In the third line the "pity" has got misplaced, and "sad complain" has been turned into "mournful tale," to the loss of the rhyme. Verse 4 has fared even worse. It runs—
"My hardened parents
Gave special order
That I should be
Close confined be (sic.)
Within my chamber
Far from all danger,
Or lest that I
Should my darling see."
A parody on the song was written by Ashley, of Bath, and sung in "Bombastes Furioso," Rhodes' burlesque, in 1810, to the Irish tune of "Paddy O'Carrol." This appears also in "The London Warbler," 3 vols., N.D., but about 1826, vol. i. p. 80—
"My love is so pretty, so gay, and so witty,
All in town, court, and city, to her must give place.
My Lord on the woolsack, his coachman did pull back,
To have a look, full smack, at her pretty face," etc.
A Catnach Broadside, "The Cruel Father and the Affectionate Lovers," is a new version of the original ballad. Words and melody are probably of the Elizabethan age; an air to which this ballad has been recovered from tradition in Surrey resembles ours, and is a corruption of the earlier melody.

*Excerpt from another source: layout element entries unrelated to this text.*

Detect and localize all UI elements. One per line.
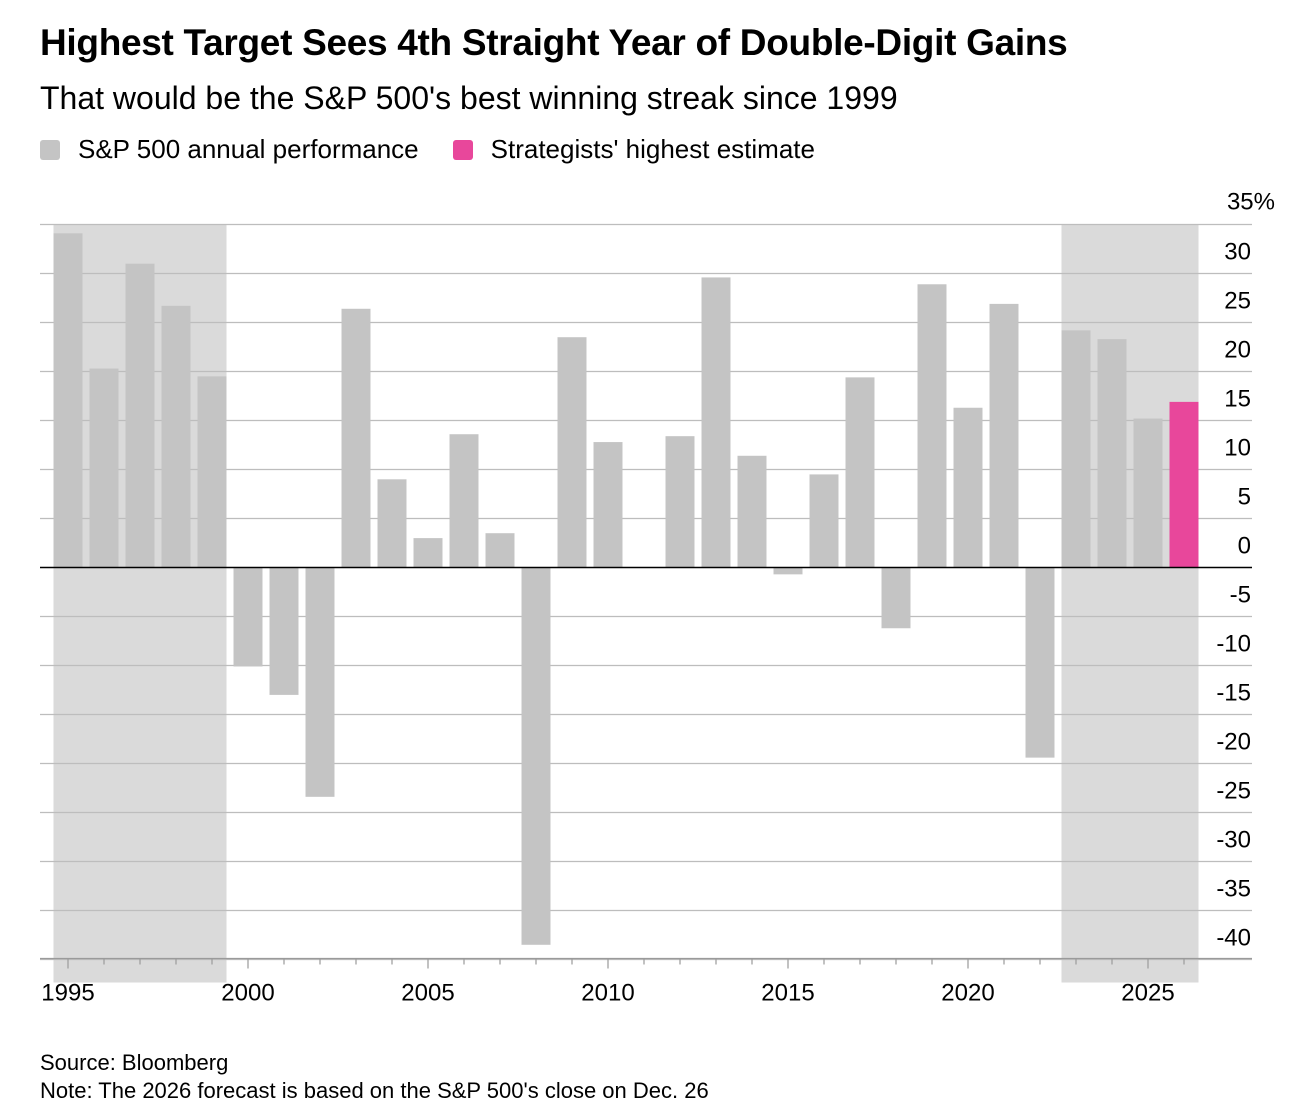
bar-2018 (881, 567, 911, 629)
y-tick-label: 15 (1224, 386, 1251, 413)
bar-1999 (197, 376, 227, 568)
y-tick-label: -20 (1216, 729, 1251, 756)
bar-chart: 35%302520151050-5-10-15-20-25-30-35-4019… (40, 189, 1275, 1007)
x-tick-label: 2015 (761, 980, 814, 1007)
legend-label-estimate: Strategists' highest estimate (490, 134, 815, 164)
legend-item-performance: S&P 500 annual performance (40, 134, 419, 165)
bar-2008 (521, 567, 551, 945)
x-tick-label: 2020 (941, 980, 994, 1007)
bar-2017 (845, 377, 875, 568)
chart-subtitle: That would be the S&P 500's best winning… (40, 80, 898, 116)
y-tick-label: -15 (1216, 680, 1251, 707)
y-tick-label: -10 (1216, 631, 1251, 658)
estimate-bar-2026 (1169, 401, 1199, 568)
legend-label-performance: S&P 500 annual performance (78, 134, 419, 164)
x-tick-label: 1995 (41, 980, 94, 1007)
bar-2023 (1061, 330, 1091, 568)
bar-1995 (53, 233, 83, 568)
bar-2024 (1097, 339, 1127, 568)
y-tick-label: 20 (1224, 337, 1251, 364)
y-tick-label: 30 (1224, 239, 1251, 266)
y-tick-label: 25 (1224, 288, 1251, 315)
bar-2014 (737, 455, 767, 568)
bar-2000 (233, 567, 263, 667)
y-tick-label: 0 (1238, 533, 1251, 560)
bar-2001 (269, 567, 299, 695)
bar-2006 (449, 434, 479, 568)
x-tick-label: 2000 (221, 980, 274, 1007)
bar-2007 (485, 533, 515, 568)
y-tick-label: -35 (1216, 876, 1251, 903)
bar-1998 (161, 305, 191, 568)
y-tick-label: -30 (1216, 827, 1251, 854)
legend-swatch-performance (40, 139, 60, 160)
bar-2022 (1025, 567, 1055, 758)
legend: S&P 500 annual performance Strategists' … (40, 134, 849, 165)
chart-title: Highest Target Sees 4th Straight Year of… (40, 22, 1068, 63)
y-tick-label: -5 (1230, 582, 1251, 609)
bar-2015 (773, 567, 803, 575)
source-note: Source: Bloomberg (40, 1050, 229, 1075)
x-tick-label: 2005 (401, 980, 454, 1007)
bar-2010 (593, 442, 623, 568)
bar-2021 (989, 303, 1019, 568)
y-tick-label: 10 (1224, 435, 1251, 462)
legend-swatch-estimate (452, 139, 473, 160)
bar-2002 (305, 567, 335, 797)
forecast-note: Note: The 2026 forecast is based on the … (40, 1078, 709, 1103)
bar-1997 (125, 263, 155, 568)
y-tick-label: -25 (1216, 778, 1251, 805)
bar-2013 (701, 277, 731, 568)
bar-2020 (953, 407, 983, 568)
y-tick-label: -40 (1216, 925, 1251, 952)
y-tick-label: 5 (1238, 484, 1251, 511)
bar-2003 (341, 308, 371, 568)
x-tick-label: 2025 (1121, 980, 1174, 1007)
bar-2016 (809, 474, 839, 568)
bar-2004 (377, 479, 407, 568)
bar-1996 (89, 368, 119, 568)
legend-item-estimate: Strategists' highest estimate (452, 134, 815, 165)
bar-2019 (917, 284, 947, 568)
bar-2005 (413, 538, 443, 568)
y-tick-label: 35% (1227, 189, 1275, 216)
bar-2025 (1133, 418, 1163, 568)
bar-2012 (665, 436, 695, 568)
x-tick-label: 2010 (581, 980, 634, 1007)
bar-2009 (557, 337, 587, 568)
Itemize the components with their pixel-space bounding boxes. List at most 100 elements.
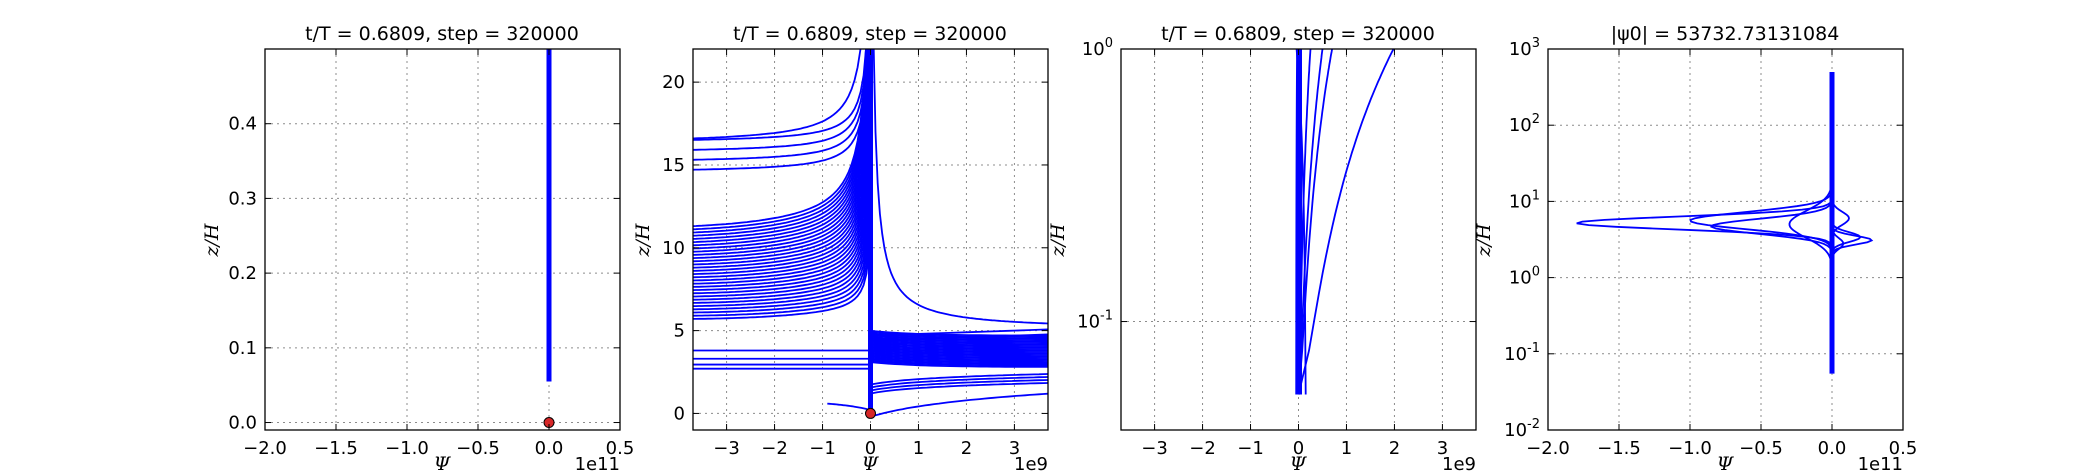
profile-curve [693, 202, 871, 307]
profile-curve [1297, 49, 1324, 395]
profile-curve [693, 157, 871, 295]
profile-curve [693, 49, 869, 171]
profile-curve [1576, 165, 1833, 301]
y-tick-label: 0.1 [228, 338, 257, 359]
profile-curve [693, 90, 871, 275]
x-tick-label: 2 [961, 438, 972, 459]
profile-curve [1709, 165, 1833, 301]
y-tick-label: 0.2 [228, 263, 257, 284]
profile-curve [693, 49, 867, 141]
y-tick-label: 5 [674, 321, 685, 342]
panel-4-y-label: z/H [1473, 223, 1495, 257]
profile-curve [872, 379, 1048, 391]
profile-curve [693, 135, 871, 288]
panel-1-frame [264, 48, 621, 431]
panel-1-x-offset-label: 1e11 [575, 454, 620, 475]
x-tick-label: −2 [1189, 438, 1216, 459]
profile-curve [870, 355, 1048, 362]
profile-curve [693, 191, 871, 304]
profile-curve [693, 247, 871, 320]
profile-curve [870, 359, 1048, 367]
profile-curve [1831, 165, 1862, 301]
y-tick-label: 103 [1509, 36, 1540, 60]
x-tick-label: −1.5 [1597, 438, 1641, 459]
profile-curve [693, 49, 868, 231]
profile-curve [870, 341, 1048, 349]
profile-curve [693, 112, 871, 282]
panel-1: −2.0 −1.5 −1.0 −0.5 0.0 0.5 0.0 0.1 0.2 0.3 0.4 t… [201, 23, 634, 475]
profile-curve [693, 49, 870, 256]
x-tick-label: −1 [809, 438, 836, 459]
y-tick-label: 0.0 [228, 413, 257, 434]
profile-curve [1297, 49, 1395, 395]
panel-4-y-ticks: 10-2 10-1 100 101 102 103 [1504, 36, 1903, 441]
x-tick-label: 0 [1293, 438, 1304, 459]
profile-curve [693, 168, 871, 298]
x-tick-label: −3 [1141, 438, 1168, 459]
profile-curve [870, 358, 1048, 365]
x-tick-label: 0.0 [1818, 438, 1847, 459]
profile-curve [870, 361, 1048, 368]
x-tick-label: −0.5 [1739, 438, 1783, 459]
x-tick-label: −1.5 [314, 438, 358, 459]
profile-curve [872, 382, 1048, 394]
profile-curve [693, 49, 869, 247]
profile-curve [1295, 49, 1298, 395]
panel-3-y-label: z/H [1047, 223, 1069, 257]
x-tick-label: −1.0 [1668, 438, 1712, 459]
profile-curve [1831, 165, 1845, 301]
panel-2-y-label: z/H [632, 223, 654, 257]
panel-1-y-label: z/H [201, 223, 223, 257]
profile-curve [870, 349, 1048, 356]
x-tick-label: −0.5 [456, 438, 500, 459]
y-tick-label: 10 [662, 238, 685, 259]
profile-curve [693, 225, 871, 314]
x-tick-label: 1 [1341, 438, 1352, 459]
profile-curve [870, 328, 1048, 337]
panel-2: −3 −2 −1 0 1 2 3 0 5 10 15 20 t/T = 0.6809, step =… [632, 23, 1049, 475]
x-tick-label: 3 [1437, 438, 1448, 459]
profile-curve [870, 392, 1048, 418]
profile-curve [693, 236, 871, 317]
profile-curve [693, 67, 871, 269]
profile-curve [870, 344, 1048, 352]
panel-1-title: t/T = 0.6809, step = 320000 [305, 23, 579, 45]
profile-curve [693, 49, 862, 140]
x-tick-label: 0.5 [1889, 438, 1918, 459]
profile-curve [870, 340, 1048, 347]
profile-curve [870, 338, 1048, 346]
profile-curve [870, 333, 1048, 342]
panel-4-grid [1547, 48, 1904, 431]
x-tick-label: 3 [1009, 438, 1020, 459]
panel-2-plot-area [693, 49, 1048, 419]
profile-curve [870, 343, 1048, 350]
x-tick-label: −2.0 [1526, 438, 1570, 459]
panel-4-x-ticks: −2.0 −1.5 −1.0 −0.5 0.0 0.5 [1526, 49, 1917, 459]
panel-3-y-ticks: 10-1 100 [1077, 36, 1476, 333]
panel-2-x-offset-label: 1e9 [1014, 454, 1048, 475]
panel-2-x-label: Ψ [862, 453, 880, 475]
y-tick-label: 15 [662, 155, 685, 176]
panel-4-x-label: Ψ [1717, 453, 1735, 475]
profile-curve [870, 334, 1048, 341]
y-tick-label: 10-1 [1077, 309, 1113, 333]
y-tick-label: 0 [674, 403, 685, 424]
profile-curve [870, 353, 1048, 361]
x-tick-label: 0.5 [606, 438, 635, 459]
panel-1-x-ticks: −2.0 −1.5 −1.0 −0.5 0.0 0.5 [243, 49, 634, 459]
profile-curve [693, 78, 871, 272]
panel-4-x-offset-label: 1e11 [1858, 454, 1903, 475]
profile-curve [693, 49, 868, 161]
panel-1-x-label: Ψ [434, 453, 452, 475]
profile-curve [870, 337, 1048, 344]
profile-curve [870, 347, 1048, 355]
profile-curve [693, 49, 870, 253]
profile-curve [870, 350, 1048, 358]
x-tick-label: −1.0 [385, 438, 429, 459]
y-tick-label: 101 [1509, 188, 1540, 212]
x-tick-label: 1 [913, 438, 924, 459]
profile-curve [693, 49, 867, 227]
panel-1-y-ticks: 0.0 0.1 0.2 0.3 0.4 [228, 114, 620, 434]
profile-curve [1297, 49, 1312, 395]
y-tick-label: 10-2 [1504, 417, 1540, 441]
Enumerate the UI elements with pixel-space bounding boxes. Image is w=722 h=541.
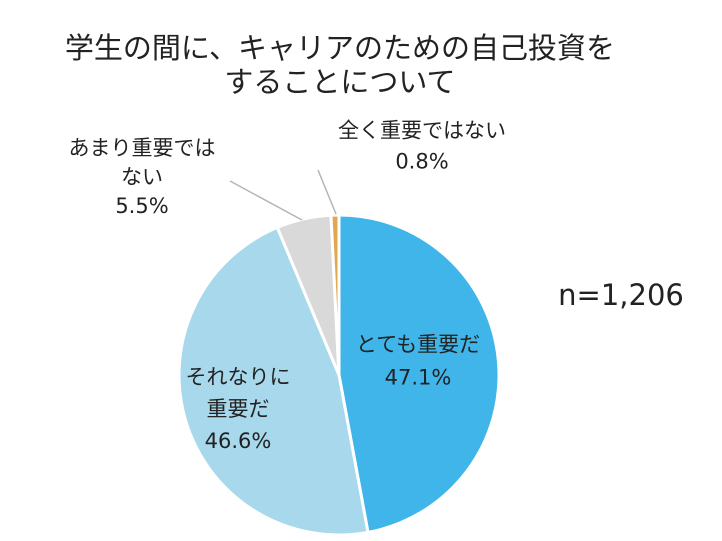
slice-category-label-1-1: 重要だ bbox=[207, 397, 270, 421]
slice-value-label-1: 46.6% bbox=[205, 429, 272, 453]
slice-category-label-3-0: 全く重要ではない bbox=[338, 119, 506, 143]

The ballad goes back to a remote antiquity. The French have it, a "complainte romanesque," of which Tiersot says: "It was known in past ages, as is shown by a semi-literary imitation, published in a song-book of the beginning of the 17th century. And in our own day, poets and literary men, such as Gerard de Nerval, Prosper Mérimée, M. Auguste Vitu, have given their names to it, having picked it up as a precious thing from oral recitations by the peasants of our provinces." It is the ballad of a princess loving a knight, "qu' n'a pas vaillant six deniers." The King Loys, her father, has imprisoned her in the highest of his towers—
"Elle y fut bien sept ans passés
Sans qu' son pèr' vint la visiter;
Et quand l'y eut sept ans passés,
Son père la fut visiter."—Tiersot, op. cit. p. 20.